A planned three-year programme of repairs at Bletchley Park (above) has left the day-to-day running of the site in the balance. Picture courtesy Bletchley Park Trust
Leading figures at Bletchley Park have lambasted a "negative Government response" after a funding appeal for the Grade II-listed World War II codecracking site met a frosty reception in the House of Lords.
In an address to the House last week, Baroness McIntosh of Hudnall launched a petition inviting the Government to support the "restoration and development" of the Park and associate it with London's Imperial War Museum. The Labour peer, whose parents met in the grounds, revealed Bletchley was suffering "considerable difficulty in surviving" while vital repairs take place to the building and museum facilities.

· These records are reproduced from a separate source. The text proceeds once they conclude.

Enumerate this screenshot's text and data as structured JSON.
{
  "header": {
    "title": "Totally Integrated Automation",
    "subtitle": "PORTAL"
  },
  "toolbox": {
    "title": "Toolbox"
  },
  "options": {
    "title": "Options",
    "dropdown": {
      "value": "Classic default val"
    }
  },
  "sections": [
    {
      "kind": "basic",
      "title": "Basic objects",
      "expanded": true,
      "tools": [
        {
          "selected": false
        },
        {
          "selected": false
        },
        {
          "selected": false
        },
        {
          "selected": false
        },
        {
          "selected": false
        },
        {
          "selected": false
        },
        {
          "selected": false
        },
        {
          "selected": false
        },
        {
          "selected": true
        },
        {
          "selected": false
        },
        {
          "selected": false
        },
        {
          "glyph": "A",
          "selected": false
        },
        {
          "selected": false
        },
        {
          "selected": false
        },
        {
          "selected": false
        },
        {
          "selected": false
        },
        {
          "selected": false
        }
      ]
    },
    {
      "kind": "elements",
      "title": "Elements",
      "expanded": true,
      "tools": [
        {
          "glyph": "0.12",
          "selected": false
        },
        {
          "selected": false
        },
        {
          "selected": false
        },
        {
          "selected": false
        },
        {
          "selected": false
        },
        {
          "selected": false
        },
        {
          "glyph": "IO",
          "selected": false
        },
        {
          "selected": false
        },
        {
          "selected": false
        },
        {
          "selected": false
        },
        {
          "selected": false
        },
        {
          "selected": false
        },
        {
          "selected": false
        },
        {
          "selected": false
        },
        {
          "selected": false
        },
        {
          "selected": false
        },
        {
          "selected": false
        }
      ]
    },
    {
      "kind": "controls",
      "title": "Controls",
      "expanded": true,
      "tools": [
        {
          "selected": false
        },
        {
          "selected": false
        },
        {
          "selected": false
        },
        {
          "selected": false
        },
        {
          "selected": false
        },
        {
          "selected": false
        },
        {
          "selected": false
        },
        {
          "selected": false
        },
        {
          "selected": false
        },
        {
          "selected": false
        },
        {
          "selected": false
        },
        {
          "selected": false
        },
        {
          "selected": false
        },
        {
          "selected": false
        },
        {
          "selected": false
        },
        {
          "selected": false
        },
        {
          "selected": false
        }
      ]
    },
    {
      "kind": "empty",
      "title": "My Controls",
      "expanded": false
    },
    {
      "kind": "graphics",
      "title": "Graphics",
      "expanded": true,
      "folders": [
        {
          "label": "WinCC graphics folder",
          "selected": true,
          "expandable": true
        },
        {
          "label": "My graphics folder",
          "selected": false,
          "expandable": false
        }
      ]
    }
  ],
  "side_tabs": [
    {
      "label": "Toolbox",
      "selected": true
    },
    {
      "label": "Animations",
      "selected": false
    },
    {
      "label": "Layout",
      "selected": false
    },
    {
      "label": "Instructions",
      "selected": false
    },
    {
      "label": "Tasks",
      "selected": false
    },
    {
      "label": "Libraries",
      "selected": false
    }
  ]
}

After Deputy Chief Whip Lord Davies rejected her initial plea, citing a £330,000 grant already provided by English Heritage, McIntosh saw a further effort dodged by her Oldham counterpart, who claimed there was "substantial support for the architectural and historical infrastructure" of Bletchley.
Earlier this year English Heritage joined forces with the local council in challenging the Park to earn £100,000 per year in funding by matching the figure itself. Bletchley Park Trust boss Simon Greenish said he was "very grateful" to the authorities for their "significant investment" in the planned three-year restoration programme, but warned that fresh funding was needed to "develop the site into the world-class education and heritage centre it deserves to be."
"It is the day-to-day operational costs associated with running this ageing and dilapidated site that the Trust battles to meet," he explained, revealing an imminent "major bid" for Heritage Lottery Funding.
"The fundraising effort is indeed going pretty well and it is to improve both the buildings and museum facilities," added McIntosh. "Visitor numbers are rising very rapidly and its business plan shows it will be self-sufficient once capital building work is completed."